John: I enjoyed talking to her. We had the same interests, so the conversation was very nice. I didn't have any romantic feelings for her at the time — it was just like friends — but I just felt very comfortable with her.
Misako: At the beginning, I also thought of him as just a friend. On our second date, John talked to me about his previous relationship with his ex-fiancee, saying that he was very loyal to her. I thought he was a sincere person.
John: I felt through email exchanges that she was a very responsible, good person.
What made you begin dating and decide to get married?
Misako: I wasn't looking for a boyfriend at all, as I had just split up with my ex-boyfriend. Via email, I told him that I had just split up with my boyfriend. He was very considerate about it, and I felt comfortable writing to him about my eating disorder. He was the very first person I could talk to about the illness.
John: We were very open and honest about everything from the start. Actually, about eight months before I met her, I had broken up with my ex-girlfriend. It was a really difficult breakup, and I was determined to find a girlfriend to actually get married. I placed some ads myself to Fukuoka Now, I went to Fukuoka many times a week to parties and social activities. For eight months, I was desperate to find a girlfriend, but later changed my thinking — not just to find a girlfriend but to make friends, to enjoy this process, and use this process as kind of a personal growth. So it was a smooth, natural transition from dating to getting married. I felt there was something there — kind of like a connection. We're both interested in psychology, personal development, and spirituality.
In what language do you talk to each other?
John: At the beginning, it was almost all English.
Misako: Even now, I think we speak more English than Japanese. Now I'm doing it intentionally, as we're moving to the U.S., and I need to be able to speak good English.
Do you feel any cultural differences?
John: I've been in Japan 15 years, so I'm really accustomed to Japanese culture, and there are no real big surprises for me. But there was one thing that surprised me. When we went to Mister Donut, Misako ordered coffee and I just got water. She knew that I don't drink coffee, but she offered me her coffee anyway. She did that a few times in the past, too, so I thought that was strange. It was maybe a Japanese thing.
Misako: I had a sense of guilt that I was the only one drinking coffee, so I kept on asking him, "Do you want some?" One time, I was surprised by him, too. He doesn't seem to mind what others think of him and doesn't feel guilty like the Japanese.
John: For example, we took a two-week road trip from Fukuoka to Tokyo, and along the way we stopped by at several destinations to stay with Misako's friends and their family. Misako's mother said, "Don't do that. You can't do that." The impression I had was that (the mother seems to think) it's kind of rude to ask your friends that you want to stay with them. But my thinking was, "Misako's friends will be happy to see us and (for us to) spend time with them."

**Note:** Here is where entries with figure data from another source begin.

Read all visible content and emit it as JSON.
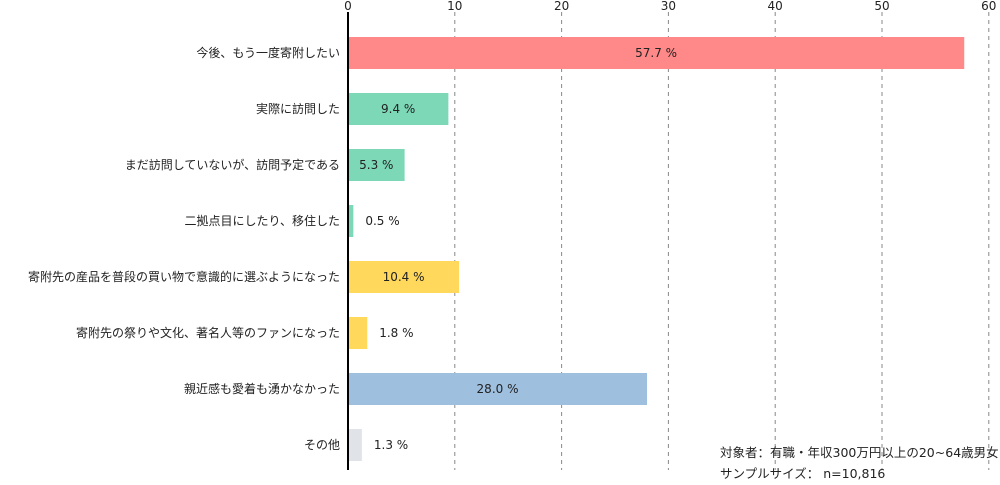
{
  "chart_data": {
    "type": "bar",
    "orientation": "horizontal",
    "categories": [
      "今後、もう一度寄附したい",
      "実際に訪問した",
      "まだ訪問していないが、訪問予定である",
      "二拠点目にしたり、移住した",
      "寄附先の産品を普段の買い物で意識的に選ぶようになった",
      "寄附先の祭りや文化、著名人等のファンになった",
      "親近感も愛着も湧かなかった",
      "その他"
    ],
    "values": [
      57.7,
      9.4,
      5.3,
      0.5,
      10.4,
      1.8,
      28.0,
      1.3
    ],
    "value_labels": [
      "57.7 %",
      "9.4 %",
      "5.3 %",
      "0.5 %",
      "10.4 %",
      "1.8 %",
      "28.0 %",
      "1.3 %"
    ],
    "colors": [
      "#ff8888",
      "#7dd8b8",
      "#7dd8b8",
      "#7dd8b8",
      "#ffd85c",
      "#ffd85c",
      "#9fbfdf",
      "#e0e4e8"
    ],
    "xlim": [
      0,
      60
    ],
    "xticks": [
      0,
      10,
      20,
      30,
      40,
      50,
      60
    ],
    "xtick_labels": [
      "0",
      "10",
      "20",
      "30",
      "40",
      "50",
      "60"
    ],
    "grid": true,
    "axis_position": "top",
    "title": "",
    "xlabel": "",
    "ylabel": ""
  },
  "notes": {
    "target": "対象者：有職・年収300万円以上の20~64歳男女",
    "sample_size": "サンプルサイズ： n=10,816"
  }
}
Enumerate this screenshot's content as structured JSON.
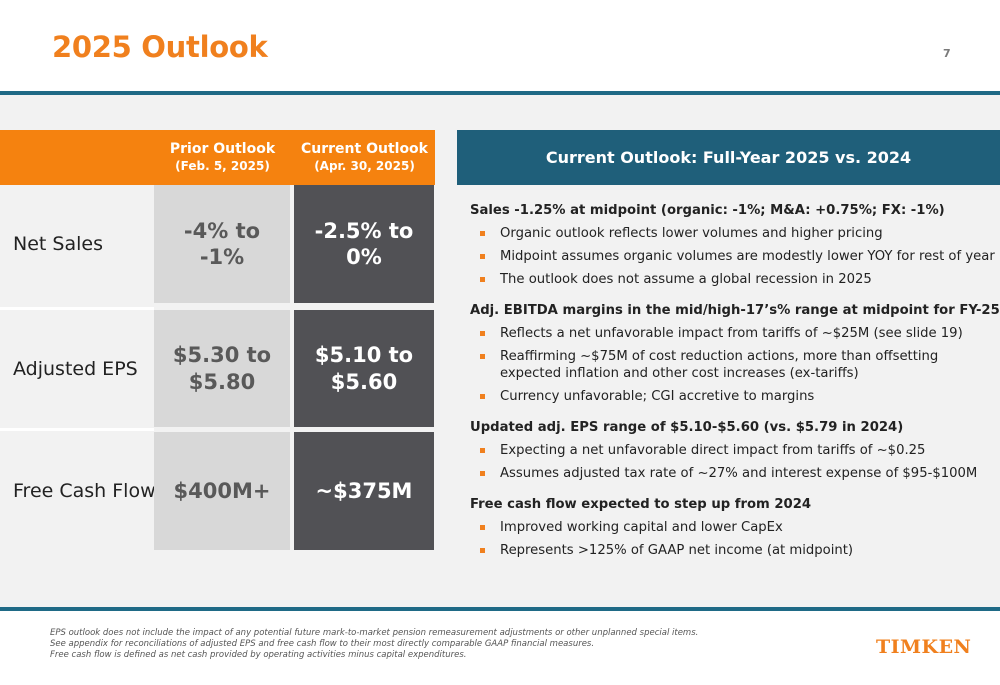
{
  "title": "2025 Outlook",
  "page_number": "7",
  "table": {
    "headers": {
      "prior_line1": "Prior Outlook",
      "prior_line2": "(Feb. 5, 2025)",
      "current_line1": "Current Outlook",
      "current_line2": "(Apr. 30, 2025)"
    },
    "rows": [
      {
        "label": "Net Sales",
        "prior_l1": "-4% to",
        "prior_l2": "-1%",
        "current_l1": "-2.5% to",
        "current_l2": "0%"
      },
      {
        "label": "Adjusted EPS",
        "prior_l1": "$5.30 to",
        "prior_l2": "$5.80",
        "current_l1": "$5.10 to",
        "current_l2": "$5.60"
      },
      {
        "label": "Free Cash Flow",
        "prior_l1": "$400M+",
        "current_l1": "~$375M"
      }
    ]
  },
  "panel": {
    "header": "Current Outlook: Full-Year 2025 vs. 2024",
    "sections": [
      {
        "heading": "Sales -1.25% at midpoint (organic: -1%; M&A: +0.75%; FX: -1%)",
        "bullets": [
          "Organic outlook reflects lower volumes and higher pricing",
          "Midpoint assumes organic volumes are modestly lower YOY for rest of year",
          "The outlook does not assume a global recession in 2025"
        ]
      },
      {
        "heading": "Adj. EBITDA margins in the mid/high-17’s% range at midpoint for FY-25",
        "bullets": [
          "Reflects a net unfavorable impact from tariffs of ~$25M (see slide 19)",
          "Reaffirming ~$75M of cost reduction actions, more than offsetting expected inflation and other cost increases (ex-tariffs)",
          "Currency unfavorable; CGI accretive to margins"
        ]
      },
      {
        "heading": "Updated adj. EPS range of $5.10-$5.60 (vs. $5.79 in 2024)",
        "bullets": [
          "Expecting a net unfavorable direct impact from tariffs of ~$0.25",
          "Assumes adjusted tax rate of ~27% and interest expense of $95-$100M"
        ]
      },
      {
        "heading": "Free cash flow expected to step up from 2024",
        "bullets": [
          "Improved working capital and lower CapEx",
          "Represents >125% of GAAP net income (at midpoint)"
        ]
      }
    ]
  },
  "footnotes": [
    "EPS outlook does not include the impact of any potential future mark-to-market pension remeasurement adjustments or other unplanned special items.",
    "See appendix for reconciliations of adjusted EPS and free cash flow to their most directly comparable GAAP financial measures.",
    "Free cash flow is defined as net cash provided by operating activities minus capital expenditures."
  ],
  "logo_text": "TIMKEN",
  "colors": {
    "accent": "#f0801e",
    "header_orange": "#f5820f",
    "teal": "#1f5f7a",
    "dark_cell": "#515155",
    "light_cell": "#d8d8d8"
  }
}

How and when did you decide to move to the United States? And what would you like to do in the future?
Misako: Two months after we started dating, we planned and wrote out what we will do the next year of our lives together.
John: At that time, we were just planning to travel together in the U.S., but then we changed it to, 'Let's quit our jobs and move to America.' We liked our jobs, but weren't 100 percent satisfied. We now have a common goal. Through our work, we realized that there's a lot of people in Japan who need help in different parts of their lives, and we want to help them. My guess is that all the common root causes of these life problems come down to the inability to simply love yourself unconditionally as you are. We want to come back to Japan a few years later with a goal of helping others.
Misako: When I get lost in life, John becomes like my counselor. He helps me realize that my worth is not in what I possess or how successful I am with my job, or how I look. He says I have value just the way I am.
John: This kind of thinking is the most important thing in my life. I can talk about that with her, and I'm so happy.